SHARE EXPECTED COSTS AND MAKE THEM PERSONAL
People want more information about health care costs. In fact, our research shows that 75% of people say cost information from their health plan is highly useful to them – even more useful that health care cost information from their provider or hospital. We suggest that health plans use their own claims data to provide personalized out-of-pocket estimates in an easy-to-access location on your website.
CHECK YOUR CALLS TO ACTION
Make sure that calls to action (CTAs) on your websites and emails are clear, simple and take users where they expect to be taken. We also recommend using the same terminology in all of the CTAs on your websites and emails in order to avoid confusing your members.
PROVIDE A HUMAN TOUCH TO A DIGITAL EXPERIENCE
Not every task members need to complete can or should be self-service. Why? Because nothing is more personal – and potentially stressful – than our health.
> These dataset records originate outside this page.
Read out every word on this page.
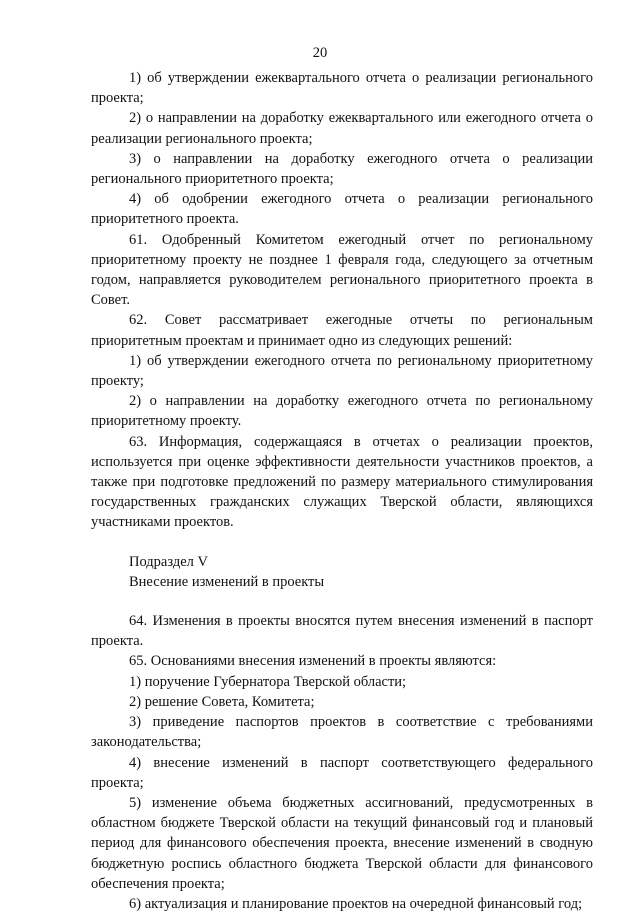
20

1) об утверждении ежеквартального отчета о реализации регионального проекта;

2) о направлении на доработку ежеквартального или ежегодного отчета о реализации регионального проекта;

3) о направлении на доработку ежегодного отчета о реализации регионального приоритетного проекта;

4) об одобрении ежегодного отчета о реализации регионального приоритетного проекта.

61. Одобренный Комитетом ежегодный отчет по региональному приоритетному проекту не позднее 1 февраля года, следующего за отчетным годом, направляется руководителем регионального приоритетного проекта в Совет.

62. Совет рассматривает ежегодные отчеты по региональным приоритетным проектам и принимает одно из следующих решений:

1) об утверждении ежегодного отчета по региональному приоритетному проекту;

2) о направлении на доработку ежегодного отчета по региональному приоритетному проекту.

63. Информация, содержащаяся в отчетах о реализации проектов, используется при оценке эффективности деятельности участников проектов, а также при подготовке предложений по размеру материального стимулирования государственных гражданских служащих Тверской области, являющихся участниками проектов.

Подраздел V

Внесение изменений в проекты

64. Изменения в проекты вносятся путем внесения изменений в паспорт проекта.

65. Основаниями внесения изменений в проекты являются:

1) поручение Губернатора Тверской области;

2) решение Совета, Комитета;

3) приведение паспортов проектов в соответствие с требованиями законодательства;

4) внесение изменений в паспорт соответствующего федерального проекта;

5) изменение объема бюджетных ассигнований, предусмотренных в областном бюджете Тверской области на текущий финансовый год и плановый период для финансового обеспечения проекта, внесение изменений в сводную бюджетную роспись областного бюджета Тверской области для финансового обеспечения проекта;

6) актуализация и планирование проектов на очередной финансовый год;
Make sure you have human, empathetic touch points for members to reaffirm that they can trust you to be there when they need your help most.
COMMUNICATE MORE OFTEN
Perhaps a little unexpected, but our research has shown that people have greater trust of their health plan when they hear from you more often! The more you communicate with your members, the more familiar and trustworthy you become.
GIVE MEMBERS MORE CONTROL
People want to feel in control. Consider adding more tasks to your site that members can accomplish online such as selecting favorite providers or sharing their care or communications preferences. Offering more control can improve their experience with your company, but, if you ask for information, be sure to use it wisely.
SIGNAL AWARENESS OF THE SITUATION
When people interact with you across channels show you know them. Is someone calling your call center just after receiving an email? Acknowledge this. Provide consistency in your interactions—especially online.
The stakes are high in health care, for good reason. Just remember that each and every touch point can impact consumer trust. I’ll add that “treat people like you want to be treated” certainly isn’t always easy in a business-to-person relationship. But working toward this in all our interactions with customers will be rewarded. Trust me!